C'est un domaine que je connais bien puisque j'y ai travaillé pour des périodes suffisantes et dans des «boîtes» qui portent de grands noms. Sans citer de nom, je peux affirmer que ce sont des sociétés où le rendement est exigé jusqu'à devenir inhumain. Le gain et le profit constituent leur première priorité. Le salaire conséquent, les primes, la couverture sociale, les congés passent en second rang. On peut même parler de sociétés «bidon» qui n'existent que le temps de ramasser de l'argent et d'arnaquer les employés, notamment la gente féminine. En effet, on procède à la technique suivante: on vous paye le premier mois, on vous pique la moitié du salaire le 2ème mois et puis plus rien… Ni siège, ni matériel, ni panneaux… un étage vide.
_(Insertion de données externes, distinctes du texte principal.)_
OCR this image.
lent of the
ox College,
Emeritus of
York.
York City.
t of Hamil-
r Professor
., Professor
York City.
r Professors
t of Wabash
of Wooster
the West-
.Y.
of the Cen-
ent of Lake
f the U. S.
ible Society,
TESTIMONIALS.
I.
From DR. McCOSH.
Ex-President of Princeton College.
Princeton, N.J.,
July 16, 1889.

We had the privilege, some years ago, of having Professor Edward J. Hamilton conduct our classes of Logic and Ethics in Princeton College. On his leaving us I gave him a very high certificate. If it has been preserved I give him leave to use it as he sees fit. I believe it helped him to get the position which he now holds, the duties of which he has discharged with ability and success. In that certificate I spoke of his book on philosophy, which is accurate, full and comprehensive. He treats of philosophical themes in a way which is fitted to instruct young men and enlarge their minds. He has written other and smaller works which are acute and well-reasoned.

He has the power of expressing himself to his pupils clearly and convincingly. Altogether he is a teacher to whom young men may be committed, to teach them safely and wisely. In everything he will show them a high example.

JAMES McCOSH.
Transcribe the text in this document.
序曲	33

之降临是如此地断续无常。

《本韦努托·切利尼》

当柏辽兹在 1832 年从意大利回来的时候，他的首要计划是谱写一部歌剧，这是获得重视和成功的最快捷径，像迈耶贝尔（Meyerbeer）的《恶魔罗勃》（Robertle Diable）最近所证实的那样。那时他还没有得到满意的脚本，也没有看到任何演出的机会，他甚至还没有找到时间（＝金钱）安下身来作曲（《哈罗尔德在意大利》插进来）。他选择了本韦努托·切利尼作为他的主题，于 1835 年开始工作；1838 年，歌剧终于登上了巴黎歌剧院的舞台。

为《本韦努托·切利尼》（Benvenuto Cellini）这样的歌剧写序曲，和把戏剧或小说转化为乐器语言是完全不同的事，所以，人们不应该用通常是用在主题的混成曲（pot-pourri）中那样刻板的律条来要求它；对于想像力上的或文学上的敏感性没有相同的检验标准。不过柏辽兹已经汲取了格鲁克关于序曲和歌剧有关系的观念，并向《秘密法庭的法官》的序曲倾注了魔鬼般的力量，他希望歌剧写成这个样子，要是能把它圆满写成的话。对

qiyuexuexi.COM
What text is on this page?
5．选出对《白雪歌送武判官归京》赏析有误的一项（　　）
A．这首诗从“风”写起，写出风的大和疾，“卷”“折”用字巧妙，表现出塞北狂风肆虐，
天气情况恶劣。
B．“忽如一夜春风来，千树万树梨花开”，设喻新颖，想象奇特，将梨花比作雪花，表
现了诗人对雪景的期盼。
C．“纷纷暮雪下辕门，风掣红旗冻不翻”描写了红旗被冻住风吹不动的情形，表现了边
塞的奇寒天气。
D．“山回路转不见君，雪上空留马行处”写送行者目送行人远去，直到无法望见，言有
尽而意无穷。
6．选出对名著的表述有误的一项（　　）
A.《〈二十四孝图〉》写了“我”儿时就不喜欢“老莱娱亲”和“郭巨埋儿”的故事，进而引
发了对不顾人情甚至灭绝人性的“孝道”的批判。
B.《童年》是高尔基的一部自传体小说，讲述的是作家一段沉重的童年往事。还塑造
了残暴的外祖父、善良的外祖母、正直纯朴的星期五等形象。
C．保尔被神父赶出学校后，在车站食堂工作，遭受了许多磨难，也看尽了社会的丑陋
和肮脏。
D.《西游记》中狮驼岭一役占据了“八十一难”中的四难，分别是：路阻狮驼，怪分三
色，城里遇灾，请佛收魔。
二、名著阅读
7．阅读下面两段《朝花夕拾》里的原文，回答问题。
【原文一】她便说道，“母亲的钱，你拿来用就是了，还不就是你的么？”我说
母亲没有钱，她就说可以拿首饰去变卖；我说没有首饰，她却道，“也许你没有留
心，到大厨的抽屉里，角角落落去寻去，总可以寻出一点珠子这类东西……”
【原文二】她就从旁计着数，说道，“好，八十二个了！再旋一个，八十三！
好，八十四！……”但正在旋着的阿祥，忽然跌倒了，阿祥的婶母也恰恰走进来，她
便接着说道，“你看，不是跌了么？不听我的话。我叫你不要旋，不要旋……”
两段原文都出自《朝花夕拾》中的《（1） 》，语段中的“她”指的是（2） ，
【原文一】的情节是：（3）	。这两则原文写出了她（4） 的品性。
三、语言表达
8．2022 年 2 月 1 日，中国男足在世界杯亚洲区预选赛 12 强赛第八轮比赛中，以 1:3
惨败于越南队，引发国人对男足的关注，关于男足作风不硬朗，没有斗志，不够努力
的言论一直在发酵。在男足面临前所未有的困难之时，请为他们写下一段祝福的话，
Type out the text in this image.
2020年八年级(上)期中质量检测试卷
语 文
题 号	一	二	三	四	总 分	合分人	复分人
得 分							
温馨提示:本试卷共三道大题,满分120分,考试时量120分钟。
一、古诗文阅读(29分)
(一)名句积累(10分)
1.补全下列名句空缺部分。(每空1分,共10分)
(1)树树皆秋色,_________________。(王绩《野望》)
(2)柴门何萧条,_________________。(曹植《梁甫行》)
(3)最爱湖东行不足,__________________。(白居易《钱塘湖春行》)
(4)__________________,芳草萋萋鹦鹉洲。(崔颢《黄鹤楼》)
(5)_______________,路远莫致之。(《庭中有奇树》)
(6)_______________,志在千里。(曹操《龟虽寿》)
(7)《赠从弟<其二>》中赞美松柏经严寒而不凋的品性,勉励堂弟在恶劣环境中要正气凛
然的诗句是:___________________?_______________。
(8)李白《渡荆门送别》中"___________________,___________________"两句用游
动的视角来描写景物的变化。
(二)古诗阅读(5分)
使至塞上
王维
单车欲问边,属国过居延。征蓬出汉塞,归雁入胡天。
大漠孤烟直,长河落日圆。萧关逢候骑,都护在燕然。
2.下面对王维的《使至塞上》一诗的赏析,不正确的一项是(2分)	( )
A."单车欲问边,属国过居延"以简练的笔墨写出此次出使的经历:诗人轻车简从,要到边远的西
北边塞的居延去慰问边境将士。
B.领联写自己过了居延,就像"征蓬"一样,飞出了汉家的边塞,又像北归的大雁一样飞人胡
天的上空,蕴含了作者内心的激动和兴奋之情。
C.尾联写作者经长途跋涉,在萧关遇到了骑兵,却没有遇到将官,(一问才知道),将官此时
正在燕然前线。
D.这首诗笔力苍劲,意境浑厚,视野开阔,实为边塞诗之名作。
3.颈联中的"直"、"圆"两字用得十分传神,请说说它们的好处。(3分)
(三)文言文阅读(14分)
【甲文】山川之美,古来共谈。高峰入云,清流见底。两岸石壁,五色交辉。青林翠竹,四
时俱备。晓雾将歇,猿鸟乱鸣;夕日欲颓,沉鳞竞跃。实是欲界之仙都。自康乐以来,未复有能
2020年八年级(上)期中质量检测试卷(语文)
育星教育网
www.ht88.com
Adieu salaire, adieu droits, adieu carrière. Je ne vise personne bien sûr. Mais je trouve que c'est malheureusement la vérité en général. S'il y a des boîtes correctes, c'est l'exception.
Kenzi 27 ans, Algérien
Contraignant et pénible
Merci pour le journal «l'Expert» qui prend l'initiative de se préoccuper d'un tel secteur d'activité et des conditions de travail de dizaine de milliers de jeunes, hommes et femmes. Il est vrai que nous sommes nombreux qui considèrent cette activité comme une nécessité temporaire pour pouvoir continuer ses études, ou pour se faire un peu d'argent, ou pour ne pas rester en chômage. Pour la majorité écrasante des filles que je côtoie dans mon travail, il s'agit d'une source de revenu nécessaire à la famille. J'étais venu en Tunisie avec la ferme intention de travailler dans un bureau d'architecture du fait que je suis architecte de formation. Je me trouve dans un centre d'appel. C'est la loi du marché de l'emploi. Me voilà donc dans un secteur contraignant et pénible où l'on passe tout son temps à parler, à persuader, à vendre des produits que nous ne connaissons même pas, parfois. Nos responsables appellent cela «challenge», que nous devons gagner chaque jour. Pour les salaires, on nous promet tout, au début. Salaire, prime, indemnité mais… à condition. Et ces conditions sont tellement nombreuses et irréalisables qu'on ne touche presque rien à la fin. Je trouve que cette activité sur laquelle pèse beaucoup l'intérêt et le profit mérite mieux et peut devenir un véritable métier qui a ses règles administratives, financières et humaines et qui contribue à l'épanouissement de tout un pays.
Imen, 26 ans
Dur… Dur… Ce travail!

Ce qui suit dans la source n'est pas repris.